Edgar Friendly wrote:
let me get this clear, you're proposing to have nodes pretend they
don't have data?  This seems to have the downside of non-probabilistic
caching (ending up throwing out more data from the network)

The downside of non-probabilistic caching was not that the nodes always put the data into their cache. This just caused data to be dropped that was equally unimportant. Pcaching will drop the data, even if there are still gigs of free space left in the data store. The problem was that the caching worked too well. Data may not seem to be popular from a single nodes view, because the requests were distributed amoung too many nodes.
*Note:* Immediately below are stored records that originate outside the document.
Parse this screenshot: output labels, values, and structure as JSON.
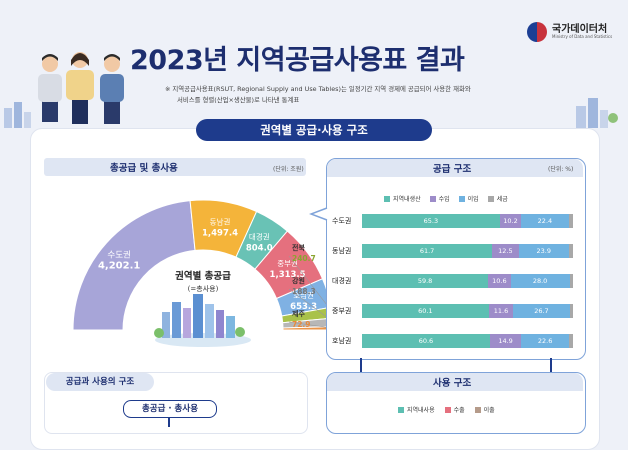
{
  "brand": {
    "name": "국가데이터처",
    "sub": "Ministry of Data and Statistics"
  },
  "title": "2023년 지역공급사용표 결과",
  "note_line1": "※ 지역공급사용표(RSUT, Regional Supply and Use Tables)는 일정기간 지역 경제에 공급되어 사용한 재화와",
  "note_line2": "서비스를 형렬(산업×생산물)로 나타낸 통계표",
  "section_title": "권역별 공급·사용 구조",
  "left_panel": {
    "title": "총공급 및 총사용",
    "unit": "(단위: 조원)",
    "center_label": "권역별 총공급",
    "center_sub": "(=총사용)"
  },
  "chart_data": [
    {
      "type": "pie",
      "title": "총공급 및 총사용",
      "unit": "(단위: 조원)",
      "categories": [
        "수도권",
        "동남권",
        "대경권",
        "중부권",
        "호남권",
        "전북",
        "강원",
        "제주"
      ],
      "values": [
        4202.1,
        1497.4,
        804.0,
        1313.5,
        653.3,
        240.7,
        188.3,
        72.9
      ],
      "value_labels": [
        "4,202.1",
        "1,497.4",
        "804.0",
        "1,313.5",
        "653.3",
        "240.7",
        "188.3",
        "72.9"
      ],
      "colors": [
        "#a7a5d8",
        "#f4b43a",
        "#69c2b5",
        "#e5707e",
        "#7fb1e3",
        "#a9c24a",
        "#b7b7b7",
        "#e9944a"
      ],
      "label_colors": [
        "#ffffff",
        "#ffffff",
        "#ffffff",
        "#ffffff",
        "#ffffff",
        "#8aa530",
        "#777777",
        "#e98a3a"
      ]
    },
    {
      "type": "bar",
      "stacked": true,
      "orientation": "horizontal",
      "title": "공급 구조",
      "unit": "(단위: %)",
      "categories": [
        "수도권",
        "동남권",
        "대경권",
        "중부권",
        "호남권"
      ],
      "series": [
        {
          "name": "지역내생산",
          "values": [
            65.3,
            61.7,
            59.8,
            60.1,
            60.6
          ],
          "color": "#5dbfb2"
        },
        {
          "name": "수입",
          "values": [
            10.2,
            12.5,
            10.6,
            11.6,
            14.9
          ],
          "color": "#9d8cc9"
        },
        {
          "name": "이입",
          "values": [
            22.4,
            23.9,
            28.0,
            26.7,
            22.6
          ],
          "color": "#6fb2e0"
        },
        {
          "name": "세금",
          "values": [
            2.1,
            1.9,
            1.6,
            1.6,
            1.9
          ],
          "color": "#a8a8a8"
        }
      ],
      "xlim": [
        0,
        100
      ]
    },
    {
      "type": "bar",
      "stacked": true,
      "orientation": "horizontal",
      "title": "사용 구조",
      "series": [
        {
          "name": "지역내사용",
          "color": "#5dbfb2"
        },
        {
          "name": "수출",
          "color": "#e5707e"
        },
        {
          "name": "이출",
          "color": "#b59b8a"
        }
      ]
    }
  ],
  "left_bottom": {
    "pill": "공급과 사용의 구조",
    "inner": "총공급 · 총사용"
  }
}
Because of that nodes dropped the wrong data items.

as well as
the downside of probabilistic caching (successful requests take longer
to find data).

Most of the time they will only take one hop more.


It does have the upside that unlike probabilistic
caching, it won't make requests fail even when their path goes over a
node that has seen the data recently, but I'm still not seeing the
worth of this proposal.

One can not decide beforehand, if caching data is good or bad. If the node that you route to is overloaded or it considers the data to be popular anyways, then dropping the data was a bad decision. On the other hand if our node caches the data, this might cause the data to be dropped on the node that is in the "shadow" of ours. This is bad, if the network prefers routing to that node.

The proposal postpones the decision. The node always caches the
data and propagates new requests for the data as unimportant.
The response tells it, if caching was a good decision. If not,
the node behaves as if it had not cached the data.